Pas facile de se déconnecter de son travail et d’Internet… Surtout d’Internet !

« Pour certains salariés, loin de repré­senter un soulagement, la déconnexion représenterait une nouvelle contrainte »

Pour des millions de Français, les va­cances d’été approchent. Arriveront-ils pour autant à faire véritablement relâche et à se déconnecter de leur travail ? Un récent sondage, réalisé par la plateforme internet de recherche d’emploi Qapa.fr, incite à en douter (1). Quelque 61 % des personnes in­terrogées estiment en effet que “le travail est plus présent qu’avant pendant leurs congés”.
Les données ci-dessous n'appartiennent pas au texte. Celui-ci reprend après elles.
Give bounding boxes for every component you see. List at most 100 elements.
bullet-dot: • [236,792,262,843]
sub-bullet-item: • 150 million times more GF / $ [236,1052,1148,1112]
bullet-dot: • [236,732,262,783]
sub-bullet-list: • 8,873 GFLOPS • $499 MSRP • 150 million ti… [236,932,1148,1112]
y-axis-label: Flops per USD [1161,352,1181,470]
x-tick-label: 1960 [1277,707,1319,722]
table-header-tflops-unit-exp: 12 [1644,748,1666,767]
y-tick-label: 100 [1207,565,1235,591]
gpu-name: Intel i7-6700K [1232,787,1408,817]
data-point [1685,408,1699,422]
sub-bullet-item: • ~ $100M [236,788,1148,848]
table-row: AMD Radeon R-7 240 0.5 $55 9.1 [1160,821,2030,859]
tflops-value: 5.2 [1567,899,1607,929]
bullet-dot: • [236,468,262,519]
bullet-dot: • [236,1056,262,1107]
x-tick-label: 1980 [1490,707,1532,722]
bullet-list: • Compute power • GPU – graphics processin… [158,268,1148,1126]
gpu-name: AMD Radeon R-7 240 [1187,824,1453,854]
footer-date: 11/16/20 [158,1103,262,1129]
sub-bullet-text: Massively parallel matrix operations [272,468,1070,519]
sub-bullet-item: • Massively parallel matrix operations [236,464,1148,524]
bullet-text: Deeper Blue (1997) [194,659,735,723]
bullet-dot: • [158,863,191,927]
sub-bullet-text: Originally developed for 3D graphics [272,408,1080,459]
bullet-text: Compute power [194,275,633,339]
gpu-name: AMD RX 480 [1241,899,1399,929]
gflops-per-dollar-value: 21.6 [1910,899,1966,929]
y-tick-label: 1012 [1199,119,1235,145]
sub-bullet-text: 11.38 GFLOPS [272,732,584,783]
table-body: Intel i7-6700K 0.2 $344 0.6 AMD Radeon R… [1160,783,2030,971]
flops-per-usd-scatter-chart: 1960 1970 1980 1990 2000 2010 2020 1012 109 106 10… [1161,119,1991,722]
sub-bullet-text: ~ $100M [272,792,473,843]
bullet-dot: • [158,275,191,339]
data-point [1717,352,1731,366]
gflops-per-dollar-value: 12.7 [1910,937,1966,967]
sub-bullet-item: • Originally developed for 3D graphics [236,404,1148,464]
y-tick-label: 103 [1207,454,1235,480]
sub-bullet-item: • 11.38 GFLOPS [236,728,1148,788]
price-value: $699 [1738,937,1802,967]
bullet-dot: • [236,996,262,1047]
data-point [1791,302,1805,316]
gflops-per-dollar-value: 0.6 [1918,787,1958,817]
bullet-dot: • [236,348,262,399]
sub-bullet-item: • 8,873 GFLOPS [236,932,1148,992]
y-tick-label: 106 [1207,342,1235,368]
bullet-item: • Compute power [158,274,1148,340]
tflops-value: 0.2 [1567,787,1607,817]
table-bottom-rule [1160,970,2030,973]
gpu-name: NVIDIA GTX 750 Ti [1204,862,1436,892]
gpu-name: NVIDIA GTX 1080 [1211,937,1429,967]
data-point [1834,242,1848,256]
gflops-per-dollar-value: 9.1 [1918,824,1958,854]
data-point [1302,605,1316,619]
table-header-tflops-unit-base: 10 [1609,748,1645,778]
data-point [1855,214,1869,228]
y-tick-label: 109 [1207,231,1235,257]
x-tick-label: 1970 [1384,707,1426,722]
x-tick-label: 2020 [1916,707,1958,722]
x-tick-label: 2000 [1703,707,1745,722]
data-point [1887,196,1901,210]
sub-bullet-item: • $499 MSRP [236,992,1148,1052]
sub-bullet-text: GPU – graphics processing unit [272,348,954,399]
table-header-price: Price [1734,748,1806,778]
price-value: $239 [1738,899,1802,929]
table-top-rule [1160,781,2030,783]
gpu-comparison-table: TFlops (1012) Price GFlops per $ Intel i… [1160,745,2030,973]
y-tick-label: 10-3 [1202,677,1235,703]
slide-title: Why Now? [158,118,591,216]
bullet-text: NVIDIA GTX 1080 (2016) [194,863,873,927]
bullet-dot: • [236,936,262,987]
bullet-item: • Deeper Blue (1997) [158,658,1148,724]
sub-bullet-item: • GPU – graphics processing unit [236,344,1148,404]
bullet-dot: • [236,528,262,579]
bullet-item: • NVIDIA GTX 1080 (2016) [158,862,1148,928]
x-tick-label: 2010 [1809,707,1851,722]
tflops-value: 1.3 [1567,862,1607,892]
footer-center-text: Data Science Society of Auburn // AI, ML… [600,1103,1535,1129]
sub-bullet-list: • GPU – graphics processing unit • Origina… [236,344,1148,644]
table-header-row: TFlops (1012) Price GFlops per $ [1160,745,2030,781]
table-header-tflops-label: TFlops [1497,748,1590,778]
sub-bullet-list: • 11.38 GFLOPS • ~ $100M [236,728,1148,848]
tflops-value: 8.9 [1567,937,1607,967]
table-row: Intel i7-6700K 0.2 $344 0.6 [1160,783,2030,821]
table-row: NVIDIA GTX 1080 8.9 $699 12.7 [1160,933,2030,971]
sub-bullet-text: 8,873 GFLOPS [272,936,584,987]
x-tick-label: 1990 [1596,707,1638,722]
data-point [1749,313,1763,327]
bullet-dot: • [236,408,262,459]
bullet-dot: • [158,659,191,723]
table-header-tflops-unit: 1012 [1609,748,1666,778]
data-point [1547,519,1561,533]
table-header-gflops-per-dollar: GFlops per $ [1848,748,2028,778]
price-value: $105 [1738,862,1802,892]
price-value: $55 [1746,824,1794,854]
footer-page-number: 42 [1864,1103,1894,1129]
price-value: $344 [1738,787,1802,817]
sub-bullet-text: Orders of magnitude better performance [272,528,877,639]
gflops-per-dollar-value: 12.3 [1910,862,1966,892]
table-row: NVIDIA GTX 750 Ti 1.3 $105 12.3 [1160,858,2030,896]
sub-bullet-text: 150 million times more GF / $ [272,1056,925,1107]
Addiction généralisée à la connexion

Cette difficulté croissante à maintenir une frontière entre vie privée et vie profes­sionnelle est bien sûre en grande partie liée aux nouveaux outils numériques qui nous permettent de rester joignables en toutes circonstances : le soir comme le week-end et bien sûr en vacances. “Selon différentes études, près de huit cadres sur dix affirment rester connectés en dehors de leurs horaires de bureaux. Ils sont presque aussi nombreux à considérer que cela augmente leur charge de travail, perturbe leur vie pri­vée et leur qualité de vie”, observe Cécile Désaunay, directrice d’études chez Futu­ribles (2).

Dès lors pourquoi décident-ils de rester connectés ? Pourquoi ne font-ils pas valoir leur “droit à la déconnexion”, récemment réaffirmé par la loi El Khomri mais déjà établi de longue date par la jurisprudence. Après tout, comme le rappelle Maître Lu­cien Flament dans Management, “en droit, les congés payés impliquent un repos effectif. Un salarié est donc fondé à refuser les solli­citations professionnelles pendant ses congés. Et si celles-ci lui sont néanmoins imposées, il peut réclamer la restitution des jours de congé entamés. (3)”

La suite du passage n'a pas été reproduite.